TOKYO (Reuters) - Japan’s government plans to formulate a new energy policy by early 2013, and will unveil a range of options to meet energy demand to 2030 by March, Tokyo Shimbun daily said on Friday, possibly delaying investment on renewable energy and increasing the usage of fossil fuels in the near term.
Japan has said it would wean itself from nuclear power amid increased public concern over safety, after a massive earthquake and tsunami in March triggered the world’s worst atomic crisis in 25 years at the Fukushima Daiichi station.
To make up for the fall in nuclear power generation, Tokyo has said the country would boost power conservation and the use of renewable energy in its new medium-term portfolio for electricity.
But details are not yet clear on how and when to make changes that also have to meet Tokyo’s ambitious goal to cut greenhouse gas emissions by 25 percent by 2020 from 1990 levels.
A government committee to draft options for a new portfolio will be set up as early as this month and its discussion will include each option’s impact on electricity bills, the outlook for fossil fuel imports and feasibility of new power generation technologies, the daily said.
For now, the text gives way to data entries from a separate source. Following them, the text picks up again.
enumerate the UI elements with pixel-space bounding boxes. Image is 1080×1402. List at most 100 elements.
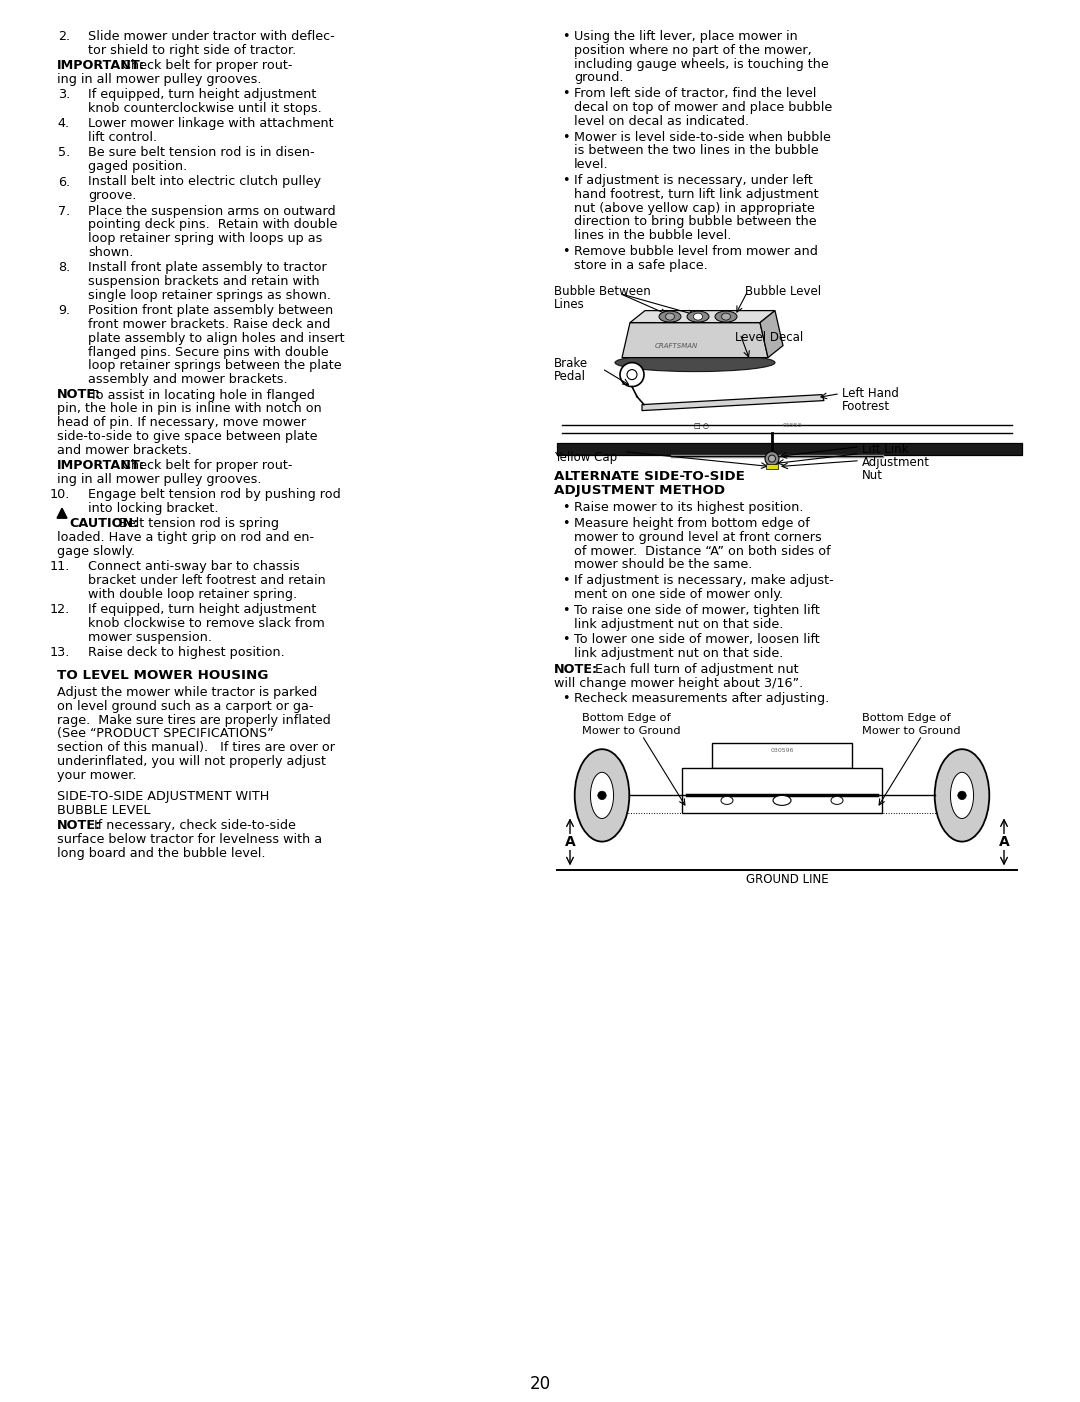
Text: mower to ground level at front corners: mower to ground level at front corners xyxy=(573,531,822,544)
Text: assembly and mower brackets.: assembly and mower brackets. xyxy=(87,373,287,386)
Text: knob clockwise to remove slack from: knob clockwise to remove slack from xyxy=(87,617,325,629)
Text: will change mower height about 3/16”.: will change mower height about 3/16”. xyxy=(554,677,804,690)
Text: Lines: Lines xyxy=(554,297,584,311)
Text: lines in the bubble level.: lines in the bubble level. xyxy=(573,229,731,243)
Text: Mower to Ground: Mower to Ground xyxy=(862,726,960,736)
Text: including gauge wheels, is touching the: including gauge wheels, is touching the xyxy=(573,57,828,70)
Text: ing in all mower pulley grooves.: ing in all mower pulley grooves. xyxy=(57,472,261,486)
Text: A: A xyxy=(565,836,576,848)
Ellipse shape xyxy=(958,791,967,799)
Text: mower suspension.: mower suspension. xyxy=(87,631,212,644)
Text: mower should be the same.: mower should be the same. xyxy=(573,558,753,572)
Text: Bubble Level: Bubble Level xyxy=(745,285,821,297)
Text: Raise deck to highest position.: Raise deck to highest position. xyxy=(87,646,285,659)
Text: Place the suspension arms on outward: Place the suspension arms on outward xyxy=(87,205,336,217)
Ellipse shape xyxy=(615,353,775,372)
Polygon shape xyxy=(557,443,1022,454)
Text: Lower mower linkage with attachment: Lower mower linkage with attachment xyxy=(87,118,334,130)
Ellipse shape xyxy=(591,773,613,819)
Text: If equipped, turn height adjustment: If equipped, turn height adjustment xyxy=(87,603,316,615)
Text: level on decal as indicated.: level on decal as indicated. xyxy=(573,115,750,128)
Text: underinflated, you will not properly adjust: underinflated, you will not properly adj… xyxy=(57,756,326,768)
Text: 030596: 030596 xyxy=(770,749,794,753)
Ellipse shape xyxy=(659,311,681,322)
Text: □ ○: □ ○ xyxy=(694,422,710,429)
Text: •: • xyxy=(562,501,569,515)
Text: 11.: 11. xyxy=(50,561,70,573)
Text: is between the two lines in the bubble: is between the two lines in the bubble xyxy=(573,144,819,157)
FancyBboxPatch shape xyxy=(712,743,852,768)
Text: Remove bubble level from mower and: Remove bubble level from mower and xyxy=(573,245,818,258)
Text: •: • xyxy=(562,130,569,143)
Text: Position front plate assembly between: Position front plate assembly between xyxy=(87,304,334,317)
Text: tor shield to right side of tractor.: tor shield to right side of tractor. xyxy=(87,43,296,57)
Text: If adjustment is necessary, under left: If adjustment is necessary, under left xyxy=(573,174,813,186)
Text: ment on one side of mower only.: ment on one side of mower only. xyxy=(573,587,783,601)
Text: bracket under left footrest and retain: bracket under left footrest and retain xyxy=(87,573,326,587)
Text: Using the lift lever, place mower in: Using the lift lever, place mower in xyxy=(573,29,798,43)
Text: into locking bracket.: into locking bracket. xyxy=(87,502,218,515)
Text: 2.: 2. xyxy=(58,29,70,43)
Text: on level ground such as a carport or ga-: on level ground such as a carport or ga- xyxy=(57,700,313,712)
Text: To lower one side of mower, loosen lift: To lower one side of mower, loosen lift xyxy=(573,634,820,646)
Text: 10.: 10. xyxy=(50,488,70,501)
Ellipse shape xyxy=(620,363,644,387)
Text: CRAFTSMAN: CRAFTSMAN xyxy=(654,342,699,349)
Text: link adjustment nut on that side.: link adjustment nut on that side. xyxy=(573,648,783,660)
Ellipse shape xyxy=(769,456,775,463)
Text: single loop retainer springs as shown.: single loop retainer springs as shown. xyxy=(87,289,330,301)
Ellipse shape xyxy=(950,773,973,819)
Text: with double loop retainer spring.: with double loop retainer spring. xyxy=(87,587,297,600)
Text: loop retainer spring with loops up as: loop retainer spring with loops up as xyxy=(87,233,322,245)
Text: From left side of tractor, find the level: From left side of tractor, find the leve… xyxy=(573,87,816,100)
Text: If equipped, turn height adjustment: If equipped, turn height adjustment xyxy=(87,88,316,101)
Text: and mower brackets.: and mower brackets. xyxy=(57,443,192,457)
Text: rage.  Make sure tires are properly inflated: rage. Make sure tires are properly infla… xyxy=(57,714,330,726)
Text: direction to bring bubble between the: direction to bring bubble between the xyxy=(573,216,816,229)
Text: Pedal: Pedal xyxy=(554,370,586,383)
Text: ground.: ground. xyxy=(573,72,623,84)
Ellipse shape xyxy=(831,796,843,805)
Text: Yellow Cap: Yellow Cap xyxy=(554,450,617,464)
Text: 5.: 5. xyxy=(57,146,70,160)
Text: Bottom Edge of: Bottom Edge of xyxy=(862,714,950,723)
Text: pin, the hole in pin is inline with notch on: pin, the hole in pin is inline with notc… xyxy=(57,402,322,415)
Text: NOTE:: NOTE: xyxy=(57,388,102,401)
Text: Install front plate assembly to tractor: Install front plate assembly to tractor xyxy=(87,261,327,275)
Text: Nut: Nut xyxy=(862,468,883,482)
Text: surface below tractor for levelness with a: surface below tractor for levelness with… xyxy=(57,833,322,845)
Text: •: • xyxy=(562,245,569,258)
Text: suspension brackets and retain with: suspension brackets and retain with xyxy=(87,275,320,287)
Text: Connect anti-sway bar to chassis: Connect anti-sway bar to chassis xyxy=(87,561,300,573)
Text: position where no part of the mower,: position where no part of the mower, xyxy=(573,43,812,57)
Text: •: • xyxy=(562,517,569,530)
Text: ing in all mower pulley grooves.: ing in all mower pulley grooves. xyxy=(57,73,261,86)
Text: 6.: 6. xyxy=(58,175,70,188)
Ellipse shape xyxy=(765,451,779,465)
Text: side-to-side to give space between plate: side-to-side to give space between plate xyxy=(57,430,318,443)
Text: gaged position.: gaged position. xyxy=(87,160,187,174)
Text: ALTERNATE SIDE-TO-SIDE: ALTERNATE SIDE-TO-SIDE xyxy=(554,470,745,482)
Text: your mower.: your mower. xyxy=(57,768,136,782)
Text: 9.: 9. xyxy=(58,304,70,317)
Text: •: • xyxy=(562,691,569,705)
Text: loaded. Have a tight grip on rod and en-: loaded. Have a tight grip on rod and en- xyxy=(57,531,314,544)
FancyBboxPatch shape xyxy=(681,768,882,813)
Text: Footrest: Footrest xyxy=(842,400,890,412)
Text: BUBBLE LEVEL: BUBBLE LEVEL xyxy=(57,803,150,817)
Text: link adjustment nut on that side.: link adjustment nut on that side. xyxy=(573,618,783,631)
Text: Raise mower to its highest position.: Raise mower to its highest position. xyxy=(573,501,804,515)
Text: •: • xyxy=(562,29,569,43)
Text: Mower to Ground: Mower to Ground xyxy=(582,726,680,736)
Text: 20: 20 xyxy=(529,1375,551,1394)
Text: If adjustment is necessary, make adjust-: If adjustment is necessary, make adjust- xyxy=(573,575,834,587)
Text: •: • xyxy=(562,87,569,100)
FancyBboxPatch shape xyxy=(766,464,779,468)
Text: 8.: 8. xyxy=(57,261,70,275)
Text: Recheck measurements after adjusting.: Recheck measurements after adjusting. xyxy=(573,691,829,705)
Text: groove.: groove. xyxy=(87,189,136,202)
Text: Brake: Brake xyxy=(554,356,589,370)
Text: hand footrest, turn lift link adjustment: hand footrest, turn lift link adjustment xyxy=(573,188,819,200)
Text: (See “PRODUCT SPECIFICATIONS”: (See “PRODUCT SPECIFICATIONS” xyxy=(57,728,273,740)
Text: A: A xyxy=(999,836,1010,848)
In the previous plan for 2030, compiled last year, Japan said it would rely on nuclear power for 53 percent of electricity demand, 21 percent on renewable energy, including large-sized hydro power, and the remaining 26 percent on fossil fuels.
Before the March disaster, fossil fuels provided more than 60 percent of the country’s power demand, followed by about 30 percent from nuclear power and the rest from renewable sources.